In Montenegro, on 11 June citizens will vote in parliamentary elections after long-time President Milo Djukanovic was defeated in the 2 April presidential election by Jakov Milatovic, a pro-Western economist and the deputy head of the Europe Now (ES) movement. Djukanovic and his Democratic Party of Socialists (DPS) dominated the country’s politics for 30 years, alternating for most of the period between the role of president and prime minister. Although the presidential role is ceremonial, Milatovic’s victory in the April elections indicated that the populace is seeking a change in political leadership. The upcoming parliamentary elections will come amid a long-standing political crisis marked by no-confidence votes in two separate governments. With Djukanovic’s resignation as head of the DPS and Milatovic’s victory, the ES is projected to come first in the upcoming elections, followed by the DPS.

MENA: New Turkish cabinet signals change of economic policy

Sectors: all
Key Risks: economic; business

In Turkey, on 3 June President Recep Tayyip Erdogan announced his new cabinet, featuring new appointments to the finance, foreign and defence ministries, the most notable of which is the nomination of ex-banker Mehmet Simsek as Finance Minister. Erdogan won the second round of the presidential election on 28 May, defeating opposition leader Kemal Kilicdaroglu with 52.14 per cent of votes and extending his 20-year rule with a further five-year term. The choice of Simsek hints at a possible return to more traditional economic policies. In recent years, Ankara adopted an unorthodox approach to tackling inflation, prioritising low interest rates to boost production amid a severe economic and monetary crisis. These policies failed to mitigate the crises and undermined confidence in the government’s macroeconomic management. Simsek’s appointment is expected to lead to an interest rate hike in the coming months.

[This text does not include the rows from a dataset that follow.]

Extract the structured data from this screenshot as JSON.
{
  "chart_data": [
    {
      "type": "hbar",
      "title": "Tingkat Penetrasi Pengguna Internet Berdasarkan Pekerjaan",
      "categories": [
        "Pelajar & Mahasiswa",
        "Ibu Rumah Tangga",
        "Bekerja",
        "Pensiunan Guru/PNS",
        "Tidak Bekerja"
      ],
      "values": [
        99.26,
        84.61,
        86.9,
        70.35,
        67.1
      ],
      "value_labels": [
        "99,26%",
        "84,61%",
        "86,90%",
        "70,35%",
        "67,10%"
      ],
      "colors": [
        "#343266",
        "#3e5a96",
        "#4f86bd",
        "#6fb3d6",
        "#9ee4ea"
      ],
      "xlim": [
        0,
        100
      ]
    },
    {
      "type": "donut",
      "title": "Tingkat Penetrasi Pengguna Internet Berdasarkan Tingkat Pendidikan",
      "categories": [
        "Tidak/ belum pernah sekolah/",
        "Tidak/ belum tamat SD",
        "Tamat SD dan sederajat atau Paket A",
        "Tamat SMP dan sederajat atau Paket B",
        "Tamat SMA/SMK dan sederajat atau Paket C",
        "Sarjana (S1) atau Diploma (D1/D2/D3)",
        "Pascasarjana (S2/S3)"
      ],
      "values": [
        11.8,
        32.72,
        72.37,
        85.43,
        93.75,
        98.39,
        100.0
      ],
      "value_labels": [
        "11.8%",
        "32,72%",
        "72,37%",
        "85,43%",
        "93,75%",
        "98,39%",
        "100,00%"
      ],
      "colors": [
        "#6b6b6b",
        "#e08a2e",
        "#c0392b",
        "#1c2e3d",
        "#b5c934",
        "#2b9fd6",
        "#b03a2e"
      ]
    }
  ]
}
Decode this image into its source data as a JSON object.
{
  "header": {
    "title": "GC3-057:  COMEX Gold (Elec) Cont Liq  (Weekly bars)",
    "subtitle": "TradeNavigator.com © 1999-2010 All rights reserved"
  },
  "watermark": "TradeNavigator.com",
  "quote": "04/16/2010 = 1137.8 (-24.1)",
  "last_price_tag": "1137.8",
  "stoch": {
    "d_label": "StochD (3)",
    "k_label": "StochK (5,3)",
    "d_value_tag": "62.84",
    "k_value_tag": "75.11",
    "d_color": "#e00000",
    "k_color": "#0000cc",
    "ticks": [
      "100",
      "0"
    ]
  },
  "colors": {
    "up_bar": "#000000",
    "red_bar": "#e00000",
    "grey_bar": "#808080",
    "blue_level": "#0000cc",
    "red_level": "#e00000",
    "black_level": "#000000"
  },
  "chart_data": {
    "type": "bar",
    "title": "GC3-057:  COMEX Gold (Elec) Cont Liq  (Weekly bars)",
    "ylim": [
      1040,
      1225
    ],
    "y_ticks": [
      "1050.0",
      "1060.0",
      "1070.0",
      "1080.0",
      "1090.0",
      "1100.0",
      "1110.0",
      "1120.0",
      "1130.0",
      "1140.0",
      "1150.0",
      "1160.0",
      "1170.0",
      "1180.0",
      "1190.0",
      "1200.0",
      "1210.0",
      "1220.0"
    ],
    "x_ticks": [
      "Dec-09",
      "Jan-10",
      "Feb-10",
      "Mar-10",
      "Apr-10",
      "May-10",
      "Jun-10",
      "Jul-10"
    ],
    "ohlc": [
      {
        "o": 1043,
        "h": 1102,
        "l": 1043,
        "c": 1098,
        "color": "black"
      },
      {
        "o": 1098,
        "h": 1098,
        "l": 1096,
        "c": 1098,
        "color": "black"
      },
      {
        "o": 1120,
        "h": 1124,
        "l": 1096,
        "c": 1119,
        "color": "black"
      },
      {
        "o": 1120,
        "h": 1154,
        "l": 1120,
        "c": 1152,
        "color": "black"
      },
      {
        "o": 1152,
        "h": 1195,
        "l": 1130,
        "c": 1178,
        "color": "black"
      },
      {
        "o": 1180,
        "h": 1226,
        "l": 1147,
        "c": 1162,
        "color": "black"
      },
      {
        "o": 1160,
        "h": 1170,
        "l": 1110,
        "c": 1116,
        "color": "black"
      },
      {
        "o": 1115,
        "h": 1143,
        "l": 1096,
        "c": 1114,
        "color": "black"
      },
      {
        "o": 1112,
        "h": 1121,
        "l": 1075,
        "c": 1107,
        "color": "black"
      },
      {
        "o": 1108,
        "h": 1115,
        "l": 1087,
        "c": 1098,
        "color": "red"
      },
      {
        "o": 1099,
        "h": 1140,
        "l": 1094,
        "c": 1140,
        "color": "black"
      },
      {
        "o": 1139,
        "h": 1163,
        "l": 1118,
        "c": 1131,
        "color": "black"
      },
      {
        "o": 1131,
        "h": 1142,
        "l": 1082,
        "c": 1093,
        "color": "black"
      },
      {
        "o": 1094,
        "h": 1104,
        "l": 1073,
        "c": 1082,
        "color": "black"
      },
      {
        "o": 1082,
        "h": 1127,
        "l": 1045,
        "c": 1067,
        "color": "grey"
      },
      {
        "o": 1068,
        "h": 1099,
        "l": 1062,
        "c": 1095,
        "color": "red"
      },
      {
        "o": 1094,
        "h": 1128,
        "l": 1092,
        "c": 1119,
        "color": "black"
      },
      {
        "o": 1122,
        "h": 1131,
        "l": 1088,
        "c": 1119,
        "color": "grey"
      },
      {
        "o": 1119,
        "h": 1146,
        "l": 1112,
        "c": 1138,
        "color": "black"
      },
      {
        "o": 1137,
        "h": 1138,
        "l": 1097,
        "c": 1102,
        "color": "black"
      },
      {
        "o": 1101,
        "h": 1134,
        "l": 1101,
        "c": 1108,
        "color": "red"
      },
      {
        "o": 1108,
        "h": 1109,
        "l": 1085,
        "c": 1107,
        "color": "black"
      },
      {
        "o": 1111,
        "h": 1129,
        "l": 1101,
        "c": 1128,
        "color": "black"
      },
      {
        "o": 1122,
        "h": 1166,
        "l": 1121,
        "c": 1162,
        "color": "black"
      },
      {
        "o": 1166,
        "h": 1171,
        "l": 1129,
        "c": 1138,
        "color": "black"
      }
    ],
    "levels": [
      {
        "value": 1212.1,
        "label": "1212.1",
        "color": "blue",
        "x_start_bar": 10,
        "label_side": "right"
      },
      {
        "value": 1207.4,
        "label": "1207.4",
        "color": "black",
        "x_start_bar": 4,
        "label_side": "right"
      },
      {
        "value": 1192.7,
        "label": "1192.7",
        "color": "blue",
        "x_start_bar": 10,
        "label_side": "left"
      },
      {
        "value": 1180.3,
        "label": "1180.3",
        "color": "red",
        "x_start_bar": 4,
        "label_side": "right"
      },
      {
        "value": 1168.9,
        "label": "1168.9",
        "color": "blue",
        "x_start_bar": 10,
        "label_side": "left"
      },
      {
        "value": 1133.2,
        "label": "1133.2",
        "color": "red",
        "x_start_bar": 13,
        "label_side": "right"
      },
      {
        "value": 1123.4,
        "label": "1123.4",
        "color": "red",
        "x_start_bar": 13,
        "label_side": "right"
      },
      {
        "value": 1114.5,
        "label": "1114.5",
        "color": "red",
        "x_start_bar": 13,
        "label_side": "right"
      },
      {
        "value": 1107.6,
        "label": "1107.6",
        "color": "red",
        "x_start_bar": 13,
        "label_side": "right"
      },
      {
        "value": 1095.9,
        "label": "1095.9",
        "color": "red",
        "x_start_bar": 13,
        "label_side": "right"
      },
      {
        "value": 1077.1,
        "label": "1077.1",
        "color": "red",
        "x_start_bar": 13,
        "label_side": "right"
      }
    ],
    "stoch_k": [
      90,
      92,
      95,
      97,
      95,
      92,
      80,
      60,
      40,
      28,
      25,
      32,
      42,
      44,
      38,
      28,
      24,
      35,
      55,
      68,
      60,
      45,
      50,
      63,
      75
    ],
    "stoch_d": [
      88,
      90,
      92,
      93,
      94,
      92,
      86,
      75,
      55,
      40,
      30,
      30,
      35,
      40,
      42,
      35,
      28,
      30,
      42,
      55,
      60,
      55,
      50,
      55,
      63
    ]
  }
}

Sub-Saharan Africa: No majority expected after legislative elections in Guinea-Bissau

Sectors: all
Key Risks: political stability

In Guinea-Bissau, on 4 June the country held legislative elections. The vote – initially scheduled for December 2022 – came after President Umaro Sissoco Embalo dissolved parliament in May 2022 after accusing lawmakers of protecting MPs facing corruption allegations among other issues. There are three main parties contesting the 102 seats, including Embalo’s Madem G15 party, the African Party for the Independence of Guinea and Cape Verde (PAIGC) and the Party for Social Renewal (PRS). Embalo plans to change the constitution – by removing the semi-presidential system – if his Madem G15 party can secure enough votes. Critics have accused Embalo of trying to consolidate his grip on power. However, the Madem G15 party is unlikely to secure the majority vote needed to pass the constitutional amendment and will likely need to enter a coalition. Results are expected on 6 June.